Can you stomach this science class?

Laura Lucas

Laura Lucas

When taking a class that has a lab, most do not require the experiment to be eaten. Most labs also do not have a schedule including fruits, meats, breads, cakes, cookies and sugar cookery.

The foods principles class (NFS 141), offered through the nutrition, food science and hospitality department, is no ordinary class.

“In lecture, you learn about why you cook foods and do what you do with them,” said Mary Gengler, class professor and senior microbiologist. For example, students learn why to leave a lid on or off when cooking different vegetables.

This is Gengler’s first semester teaching foods principles, but it has been offered for more than 18 years.

Anthony Kinsley, senior health promotions major, said, “Mary’s great lecturing ability” is his favorite part of the class. “She has a lot of useful stuff in lecture like why things happen when you cook. She also gives reasons for why things happen and the point of it.”

So far, students in the class have learned how to cook and prepare vegetables and fruits. They have also experimented with the pH of water when cooking. “Red cabbage turns red, blue or green depending on the pH,” said Gengler.

Every week in lab, the class is split into five groups. Each group makes a different dish, and at the end of lab, everyone tastes the results. According to Charles Williamson, senior health promotions major, everyone has to at least try everything.

“My groups has made sweet and sour cabbage, peach crisp and salad dressing,” said Kinsley.

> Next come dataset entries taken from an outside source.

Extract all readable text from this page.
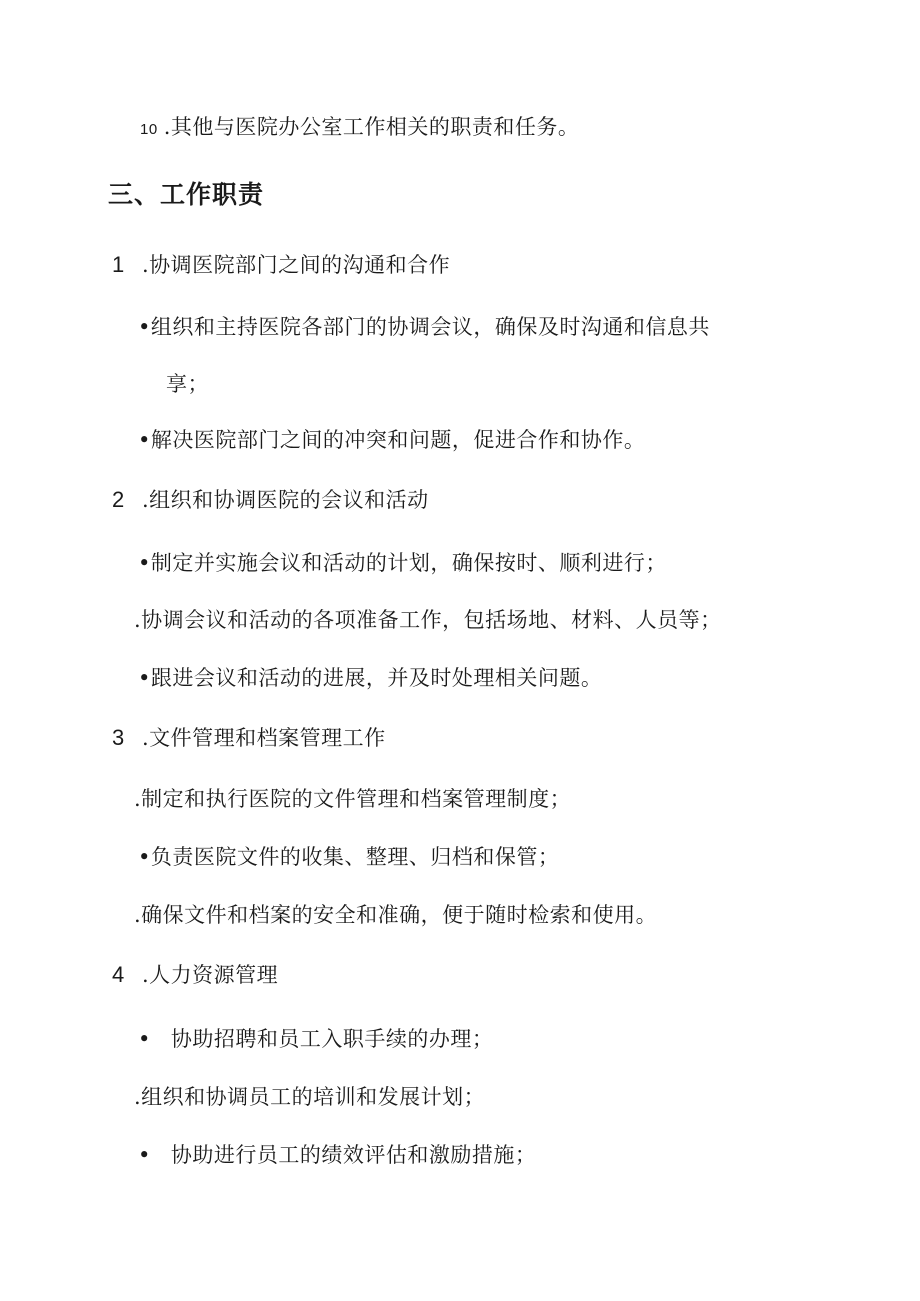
10 .其他与医院办公室工作相关的职责和任务。
三、工作职责
1 .协调医院部门之间的沟通和合作
•组织和主持医院各部门的协调会议，确保及时沟通和信息共
享；
•解决医院部门之间的冲突和问题，促进合作和协作。
2 .组织和协调医院的会议和活动
•制定并实施会议和活动的计划，确保按时、顺利进行；
.协调会议和活动的各项准备工作，包括场地、材料、人员等；
•跟进会议和活动的进展，并及时处理相关问题。
3 .文件管理和档案管理工作
.制定和执行医院的文件管理和档案管理制度；
•负责医院文件的收集、整理、归档和保管；
.确保文件和档案的安全和准确，便于随时检索和使用。
4 .人力资源管理
• 协助招聘和员工入职手续的办理；
.组织和协调员工的培训和发展计划；
• 协助进行员工的绩效评估和激励措施；
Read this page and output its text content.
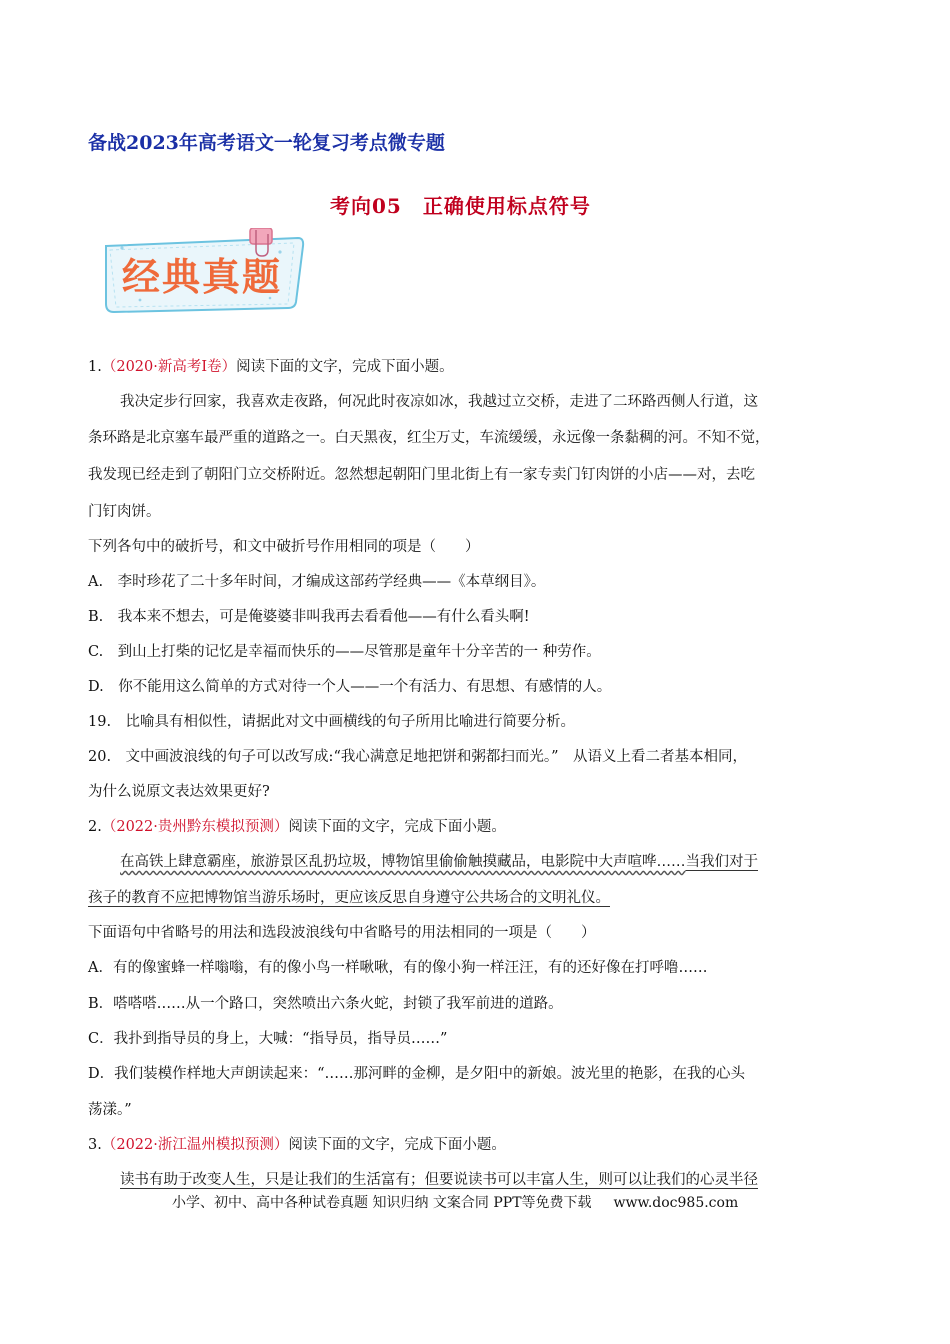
备战2023年高考语文一轮复习考点微专题
考向05　正确使用标点符号
经典真题
1.（2020·新高考I卷）阅读下面的文字，完成下面小题。
我决定步行回家，我喜欢走夜路，何况此时夜凉如冰，我越过立交桥，走进了二环路西侧人行道，这
条环路是北京塞车最严重的道路之一。白天黑夜，红尘万丈，车流缓缓，永远像一条黏稠的河。不知不觉，
我发现已经走到了朝阳门立交桥附近。忽然想起朝阳门里北街上有一家专卖门钉肉饼的小店——对，去吃
门钉肉饼。
下列各句中的破折号，和文中破折号作用相同的项是（　　）
A.　李时珍花了二十多年时间，才编成这部药学经典——《本草纲目》。
B.　我本来不想去，可是俺婆婆非叫我再去看看他——有什么看头啊!
C.　到山上打柴的记忆是幸福而快乐的——尽管那是童年十分辛苦的一 种劳作。
D.　你不能用这么简单的方式对待一个人——一个有活力、有思想、有感情的人。
19.　比喻具有相似性，请据此对文中画横线的句子所用比喻进行简要分析。
20.　文中画波浪线的句子可以改写成:“我心满意足地把饼和粥都扫而光。”　从语义上看二者基本相同，
为什么说原文表达效果更好?
2.（2022·贵州黔东模拟预测）阅读下面的文字，完成下面小题。
在高铁上肆意霸座，旅游景区乱扔垃圾，博物馆里偷偷触摸藏品，电影院中大声喧哗……当我们对于
孩子的教育不应把博物馆当游乐场时，更应该反思自身遵守公共场合的文明礼仪。
下面语句中省略号的用法和选段波浪线句中省略号的用法相同的一项是（　　）
A．有的像蜜蜂一样嗡嗡，有的像小鸟一样啾啾，有的像小狗一样汪汪，有的还好像在打呼噜……
B．嗒嗒嗒……从一个路口，突然喷出六条火蛇，封锁了我军前进的道路。
C．我扑到指导员的身上，大喊：“指导员，指导员……”
D．我们装模作样地大声朗读起来：“……那河畔的金柳，是夕阳中的新娘。波光里的艳影，在我的心头
荡漾。”
3.（2022·浙江温州模拟预测）阅读下面的文字，完成下面小题。
读书有助于改变人生，只是让我们的生活富有；但要说读书可以丰富人生，则可以让我们的心灵半径
小学、初中、高中各种试卷真题 知识归纳 文案合同 PPT等免费下载 www.doc985.com
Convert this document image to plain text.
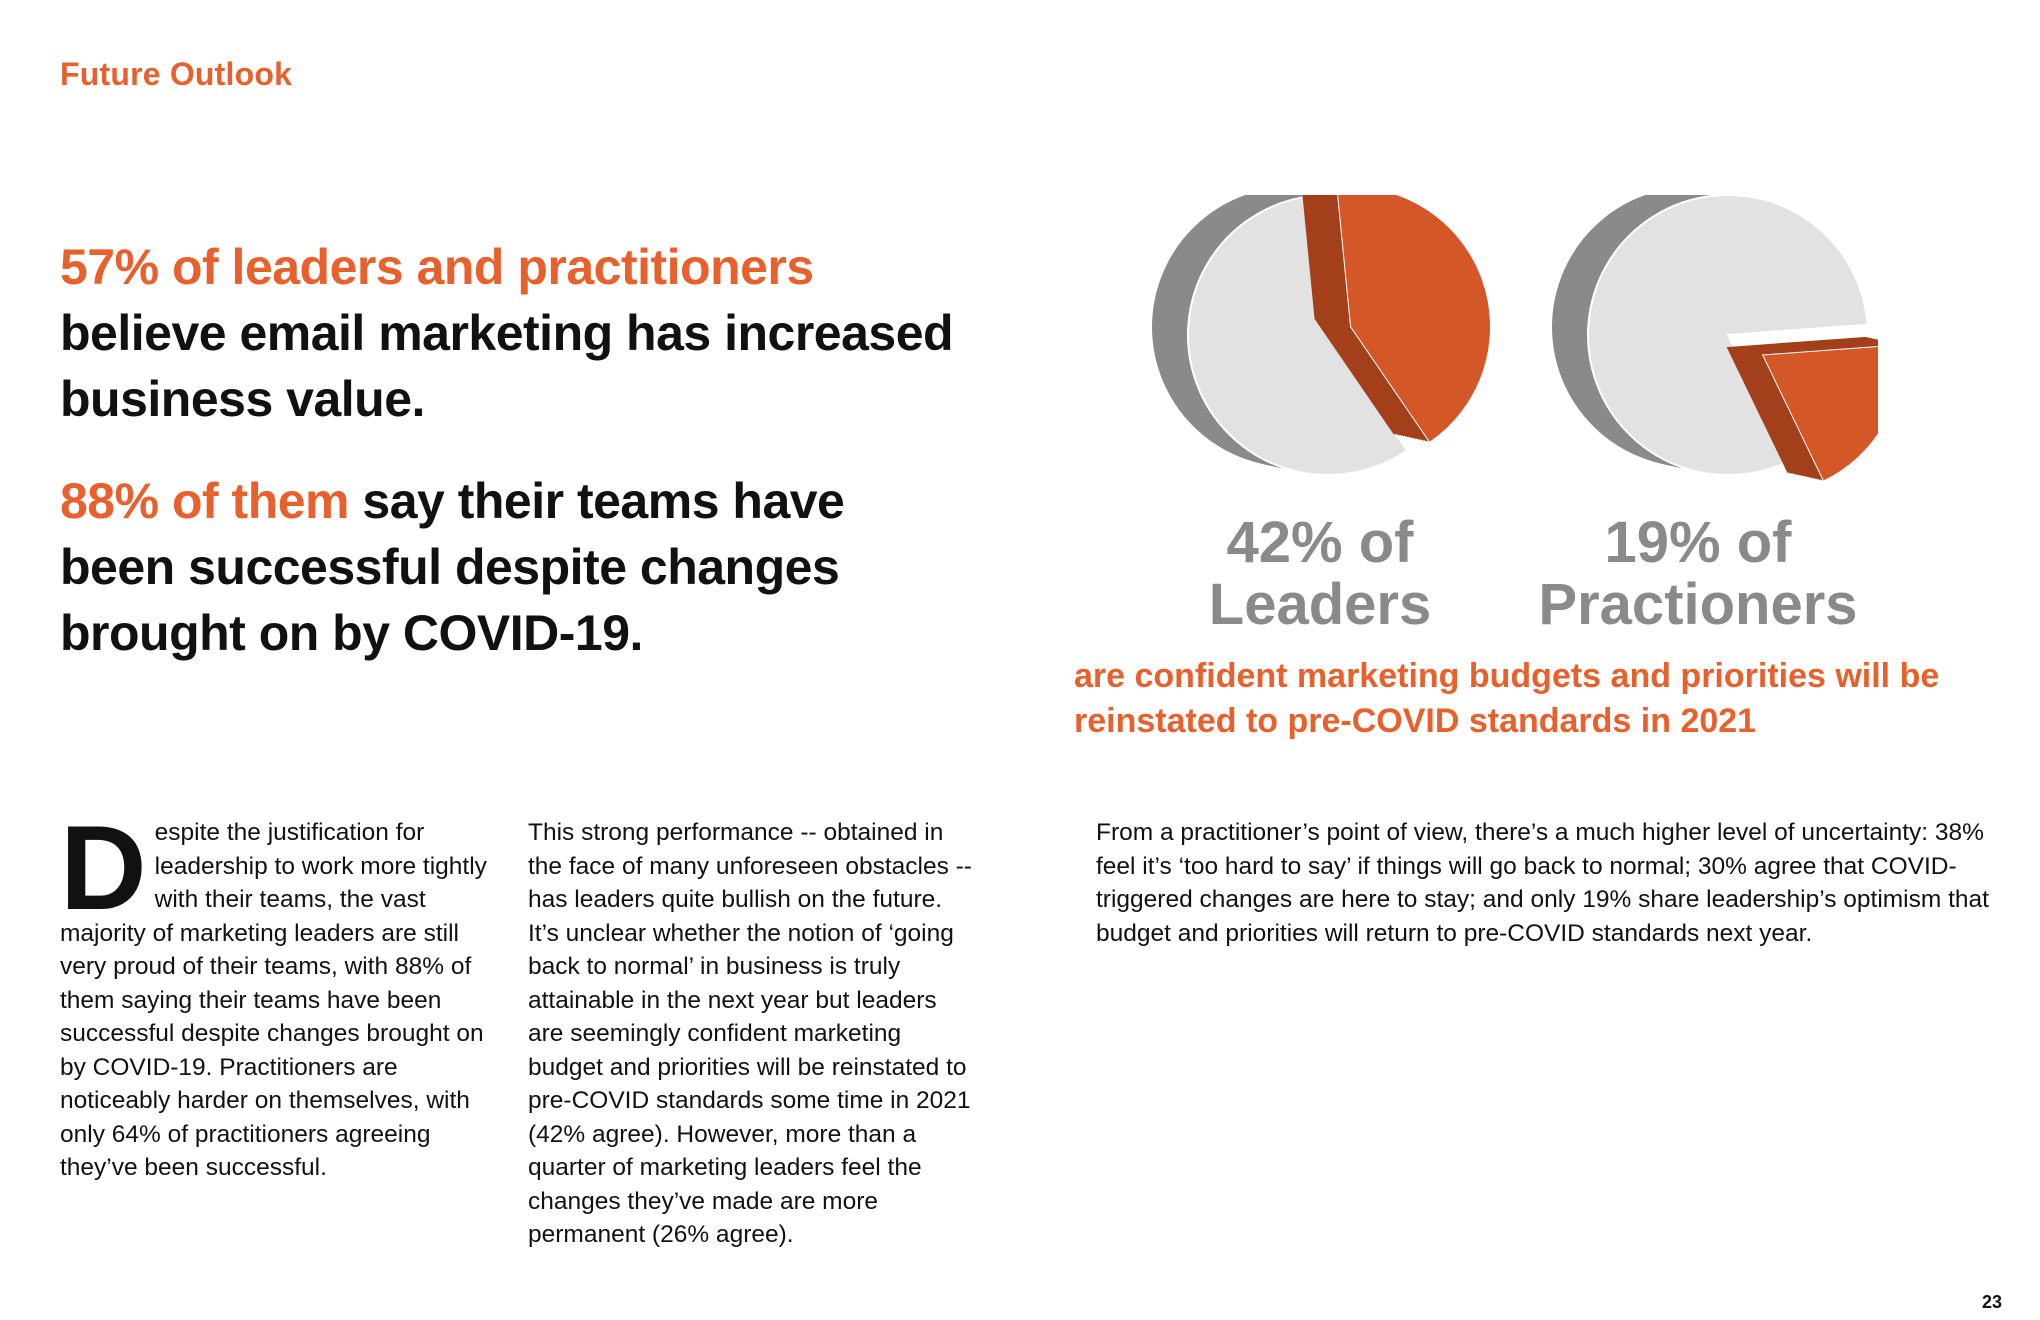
Future Outlook

57% of leaders and practitioners
believe email marketing has increased business value.

88% of them say their teams have been successful despite changes brought on by COVID-19.

42% of
Leaders
19% of
Practioners
are confident marketing budgets and priorities will be reinstated to pre-COVID standards in 2021
Despite the justification for leadership to work more tightly with their teams, the vast majority of marketing leaders are still very proud of their teams, with 88% of them saying their teams have been successful despite changes brought on by COVID-19. Practitioners are noticeably harder on themselves, with only 64% of practitioners agreeing they’ve been successful.
This strong performance -- obtained in the face of many unforeseen obstacles -- has leaders quite bullish on the future. It’s unclear whether the notion of ‘going back to normal’ in business is truly attainable in the next year but leaders are seemingly confident marketing budget and priorities will be reinstated to pre-COVID standards some time in 2021 (42% agree). However, more than a quarter of marketing leaders feel the changes they’ve made are more permanent (26% agree).
From a practitioner’s point of view, there’s a much higher level of uncertainty: 38% feel it’s ‘too hard to say’ if things will go back to normal; 30% agree that COVID-triggered changes are here to stay; and only 19% share leadership’s optimism that budget and priorities will return to pre-COVID standards next year.
23
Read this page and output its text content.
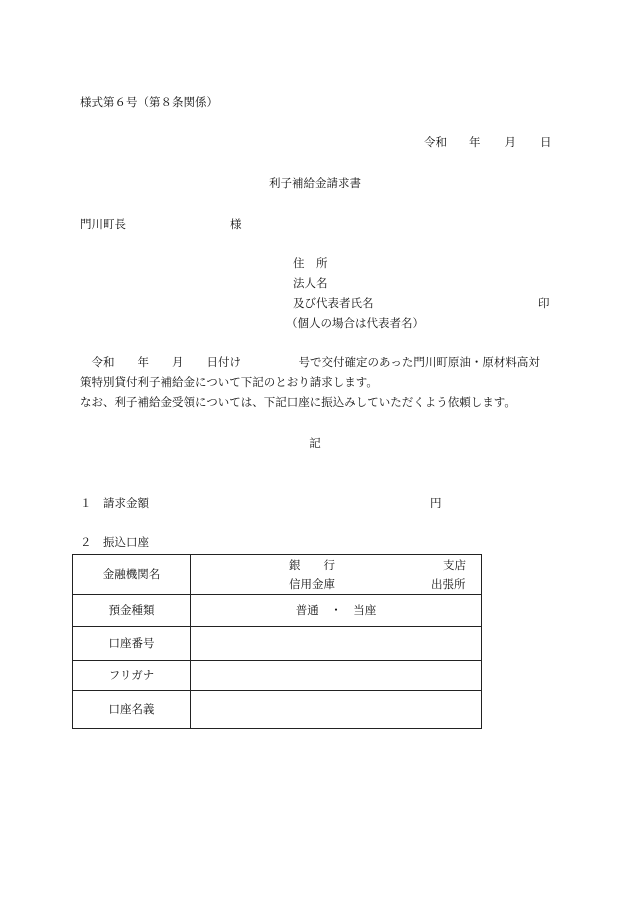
様式第６号（第８条関係）
令和 年 月 日
利子補給金請求書
門川町長	様
住　所
法人名
及び代表者氏名	印
（個人の場合は代表者名）

　令和　　年　　月　　日付け　　　　　号で交付確定のあった門川町原油・原材料高対

策特別貸付利子補給金について下記のとおり請求します。

なお、利子補給金受領については、下記口座に振込みしていただくよう依頼します。

記
１　請求金額	円
２　振込口座
金融機関名	銀　　行 支店
信用金庫 出張所

預金種類	普通　・　当座
口座番号	
フリガナ	
口座名義	
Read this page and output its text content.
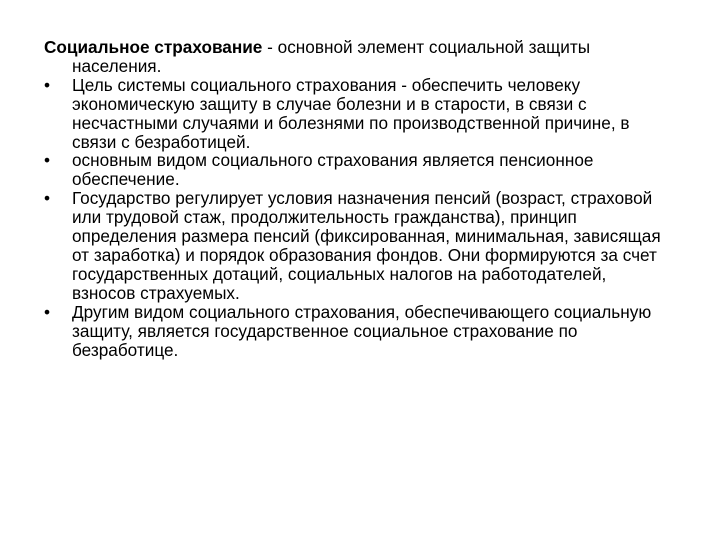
Социальное страхование - основной элемент социальной защиты населения.
• Цель системы социального страхования - обеспечить человеку экономическую защиту в случае болезни и в старости, в связи с несчастными случаями и болезнями по производственной причине, в связи с безработицей.
• основным видом социального страхования является пенсионное обеспечение.
• Государство регулирует условия назначения пенсий (возраст, страховой или трудовой стаж, продолжительность гражданства), принцип определения размера пенсий (фиксированная, минимальная, зависящая от заработка) и порядок образования фондов. Они формируются за счет государственных дотаций, социальных налогов на работодателей, взносов страхуемых.
• Другим видом социального страхования, обеспечивающего социальную защиту, является государственное социальное страхование по безработице.
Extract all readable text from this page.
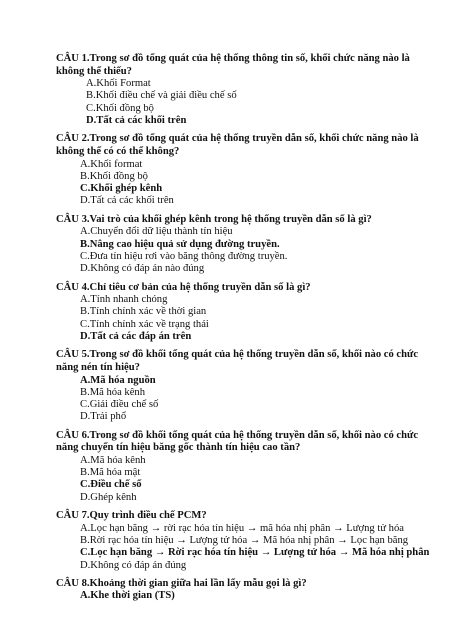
CÂU 1.Trong sơ đồ tổng quát của hệ thống thông tin số, khối chức năng nào là không thể thiếu?

A.Khối Format
B.Khối điều chế và giải điều chế số
C.Khối đồng bộ
D.Tất cả các khối trên

CÂU 2.Trong sơ đồ tổng quát của hệ thống truyền dẫn số, khối chức năng nào là không thể có có thể không?

A.Khối format
B.Khối đồng bộ
C.Khối ghép kênh
D.Tất cả các khối trên

CÂU 3.Vai trò của khối ghép kênh trong hệ thống truyền dẫn số là gì?

A.Chuyển đổi dữ liệu thành tín hiệu
B.Nâng cao hiệu quả sử dụng đường truyền.
C.Đưa tín hiệu rơi vào băng thông đường truyền.
D.Không có đáp án nào đúng

CÂU 4.Chỉ tiêu cơ bản của hệ thống truyền dẫn số là gì?

A.Tính nhanh chóng
B.Tính chính xác về thời gian
C.Tính chính xác về trạng thái
D.Tất cả các đáp án trên

CÂU 5.Trong sơ đồ khối tổng quát của hệ thống truyền dẫn số, khối nào có chức năng nén tín hiệu?

A.Mã hóa nguồn
B.Mã hóa kênh
C.Giải điều chế số
D.Trải phổ

CÂU 6.Trong sơ đồ khối tổng quát của hệ thống truyền dẫn số, khối nào có chức năng chuyển tín hiệu băng gốc thành tín hiệu cao tần?

A.Mã hóa kênh
B.Mã hóa mật
C.Điều chế số
D.Ghép kênh

CÂU 7.Quy trình điều chế PCM?

A.Lọc hạn băng → rời rạc hóa tín hiệu → mã hóa nhị phân → Lượng tử hóa
B.Rời rạc hóa tín hiệu → Lượng tử hóa → Mã hóa nhị phân → Lọc hạn băng
C.Lọc hạn băng → Rời rạc hóa tín hiệu → Lượng tử hóa → Mã hóa nhị phân
D.Không có đáp án đúng

CÂU 8.Khoảng thời gian giữa hai lần lấy mẫu gọi là gì?

A.Khe thời gian (TS)
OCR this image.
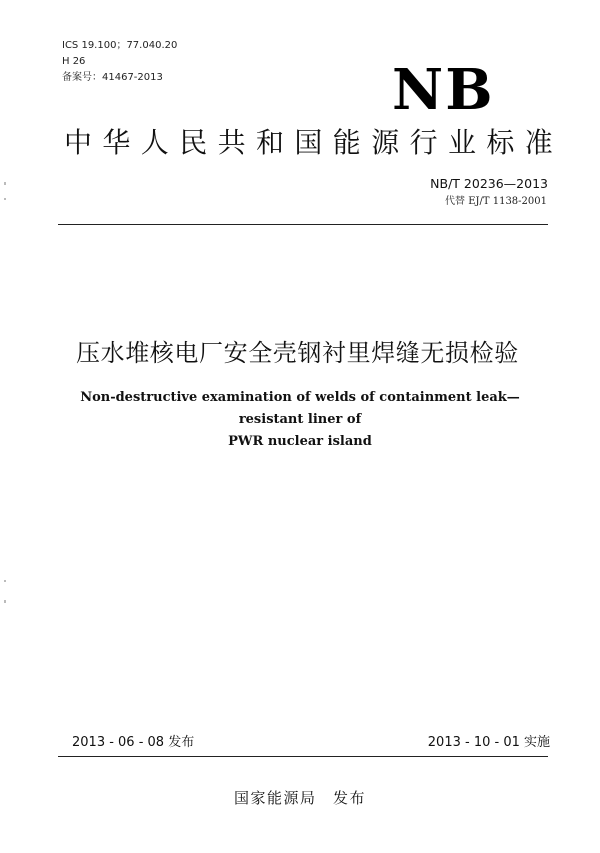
ICS 19.100；77.040.20
H 26
备案号：41467-2013	NB
中华人民共和国能源行业标准
NB/T 20236—2013
代替 EJ/T 1138-2001
压水堆核电厂安全壳钢衬里焊缝无损检验
Non-destructive examination of welds of containment leak—resistant liner of
PWR nuclear island
2013 - 06 - 08 发布	2013 - 10 - 01 实施
国家能源局　发布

Spinach pie (spanakopita) and hummus are two things Williamson’s group has made. Both Williamson and Kinsley said they are looking forward to the meat lab.

According to Gengler, after students have tasted what others have made, they give feedback.

“There is a scale of one to five,” said Williamson. “I rate it on general taste.”

Kinsley said he also rates the food based on simple tastes and not having a lot of crazy spices – like ginger root.

There is a textbook and a lab manual. The manual has recipes; however, Gengler said she also brings in her own. “I have a large collection of cookbooks,” she said.

Williamson said he has learned to make things he would not normally make.

“If you want to learn basic cooking and different foods, I would recommend this class,” said Williamson.

Both Kinsley and Williamson said they will be cooking more after taking this class.

“I don’t cook much, but now I will,” said Kinsley.

The foods principles class is a nutrition requirement but is open to all students. As the course description says, this class is for the “scientific investigation of basic foods used to maintain optimum nutrition.”